Macdonald campus greenhouse
Owen Egan

Parallel to scientific developments, she said, there's been a growth in analytical techniques, led by bioinformatics. For the uninitiated, bioinformatics is a marriage of biology and computational science, allowing researchers to scrutinize biological data using information technology. Professor Martina Stromvik of the Department of Plant Sciences applies bioinformatic techniques to crop plants. "Bioinformatics lets us look at organisms at the level of the individual nucleotides that make up the genes on chromosomes," says Buszard. "We're just at the beginning of being able to look at genetic material in this way."

The faculty has always been an active player in the environmental domain. "The Department of Bioresource Engineering began in 1918 as a department of agricultural engineering, working on farm machinery, farm buildings, irrigation and drainage. Today, it encompasses food and bioprocess engineering, water resource management and environmental engineering," she said.
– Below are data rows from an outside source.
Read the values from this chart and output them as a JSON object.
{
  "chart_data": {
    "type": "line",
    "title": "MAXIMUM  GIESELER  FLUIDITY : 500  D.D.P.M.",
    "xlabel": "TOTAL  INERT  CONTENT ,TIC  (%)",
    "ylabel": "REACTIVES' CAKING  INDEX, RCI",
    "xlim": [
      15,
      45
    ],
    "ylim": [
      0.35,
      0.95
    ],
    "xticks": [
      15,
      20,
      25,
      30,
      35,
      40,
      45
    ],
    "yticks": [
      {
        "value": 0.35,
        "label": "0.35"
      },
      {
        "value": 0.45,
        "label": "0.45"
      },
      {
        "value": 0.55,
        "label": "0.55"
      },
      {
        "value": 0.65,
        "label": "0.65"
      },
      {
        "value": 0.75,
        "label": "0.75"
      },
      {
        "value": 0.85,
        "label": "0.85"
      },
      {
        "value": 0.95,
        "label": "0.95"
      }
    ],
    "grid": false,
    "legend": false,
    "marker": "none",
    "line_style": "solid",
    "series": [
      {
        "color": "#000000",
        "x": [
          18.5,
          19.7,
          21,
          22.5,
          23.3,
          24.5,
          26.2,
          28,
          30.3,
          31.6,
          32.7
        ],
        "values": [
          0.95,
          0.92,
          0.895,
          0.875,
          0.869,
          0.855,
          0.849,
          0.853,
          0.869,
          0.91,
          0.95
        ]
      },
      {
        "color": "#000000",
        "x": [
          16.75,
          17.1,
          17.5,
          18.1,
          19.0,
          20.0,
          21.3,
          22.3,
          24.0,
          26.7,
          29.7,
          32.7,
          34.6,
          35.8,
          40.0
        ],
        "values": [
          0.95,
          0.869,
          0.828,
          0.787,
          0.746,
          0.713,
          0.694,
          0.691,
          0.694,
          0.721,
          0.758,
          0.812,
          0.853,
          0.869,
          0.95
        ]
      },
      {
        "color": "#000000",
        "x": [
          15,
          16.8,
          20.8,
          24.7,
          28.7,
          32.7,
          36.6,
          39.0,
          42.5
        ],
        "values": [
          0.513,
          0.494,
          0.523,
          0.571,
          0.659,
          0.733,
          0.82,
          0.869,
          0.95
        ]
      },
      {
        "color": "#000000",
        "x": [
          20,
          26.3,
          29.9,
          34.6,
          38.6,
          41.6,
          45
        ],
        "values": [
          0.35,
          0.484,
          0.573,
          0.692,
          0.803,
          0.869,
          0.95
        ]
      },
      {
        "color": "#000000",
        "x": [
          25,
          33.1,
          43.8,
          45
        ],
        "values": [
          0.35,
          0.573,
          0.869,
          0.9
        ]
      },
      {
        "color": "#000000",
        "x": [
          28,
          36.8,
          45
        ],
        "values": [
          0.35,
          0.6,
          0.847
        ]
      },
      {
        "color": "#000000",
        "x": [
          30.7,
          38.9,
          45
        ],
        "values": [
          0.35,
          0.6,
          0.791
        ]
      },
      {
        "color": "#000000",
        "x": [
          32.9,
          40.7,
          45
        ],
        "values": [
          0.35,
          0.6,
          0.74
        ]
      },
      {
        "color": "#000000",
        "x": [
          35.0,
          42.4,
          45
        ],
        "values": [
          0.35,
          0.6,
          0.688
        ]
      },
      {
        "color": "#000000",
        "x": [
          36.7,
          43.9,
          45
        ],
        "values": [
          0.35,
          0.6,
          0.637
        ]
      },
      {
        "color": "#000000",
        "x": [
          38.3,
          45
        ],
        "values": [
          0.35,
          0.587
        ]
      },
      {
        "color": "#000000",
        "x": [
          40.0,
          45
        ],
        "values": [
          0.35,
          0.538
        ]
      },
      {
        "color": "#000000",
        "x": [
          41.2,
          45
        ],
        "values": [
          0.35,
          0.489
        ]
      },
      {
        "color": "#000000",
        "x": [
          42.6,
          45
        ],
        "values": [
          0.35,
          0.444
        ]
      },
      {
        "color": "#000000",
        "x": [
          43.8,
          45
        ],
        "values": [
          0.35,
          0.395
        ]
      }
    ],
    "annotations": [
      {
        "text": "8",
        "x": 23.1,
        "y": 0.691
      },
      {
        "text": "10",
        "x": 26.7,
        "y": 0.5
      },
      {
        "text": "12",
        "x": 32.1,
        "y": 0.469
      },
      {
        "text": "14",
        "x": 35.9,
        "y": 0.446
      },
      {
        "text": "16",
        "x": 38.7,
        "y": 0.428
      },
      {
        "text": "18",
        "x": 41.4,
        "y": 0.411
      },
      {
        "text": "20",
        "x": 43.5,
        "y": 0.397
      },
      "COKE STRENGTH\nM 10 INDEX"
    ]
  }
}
The Brace Centre for Water Resources Management works around the world on water management. "It's a global issue," Buszard said. "About 20 percent of the world's population does not have access to clean water. Thirty thousand people die every day from water-related illnesses. Members of the Brace Centre work in Asia, Africa and the Caribbean, assisting countries to develop water management strategies. McGill provides advice, training and consultation on best practices."

Brace researchers are also working to restore the depleted Aral Sea, once the fourth largest inland sea on the planet, wedged between Kazakhstan and Uzbekistan. It's been reduced by one third in the past 30 years by the damming of its feeder rivers for irrigation. "These kinds of projects provide a wonderful learning opportunity for our students," Buszard said.

Today, the faculty views its mission to improve the lives of rural people as a global mandate. In southern India, for instance, Professor Vijaya Raghavan is working with subsistence farmers to preserve the crops they grow so that they can transport their products to markets. "This will enable them to trade surplus crops, increase economic activity for their villages and raise their standard of living," Buszard said.

"Our mission is as relevant today as it was 100 years ago," she said. "We are still working to improve the lives of rural people."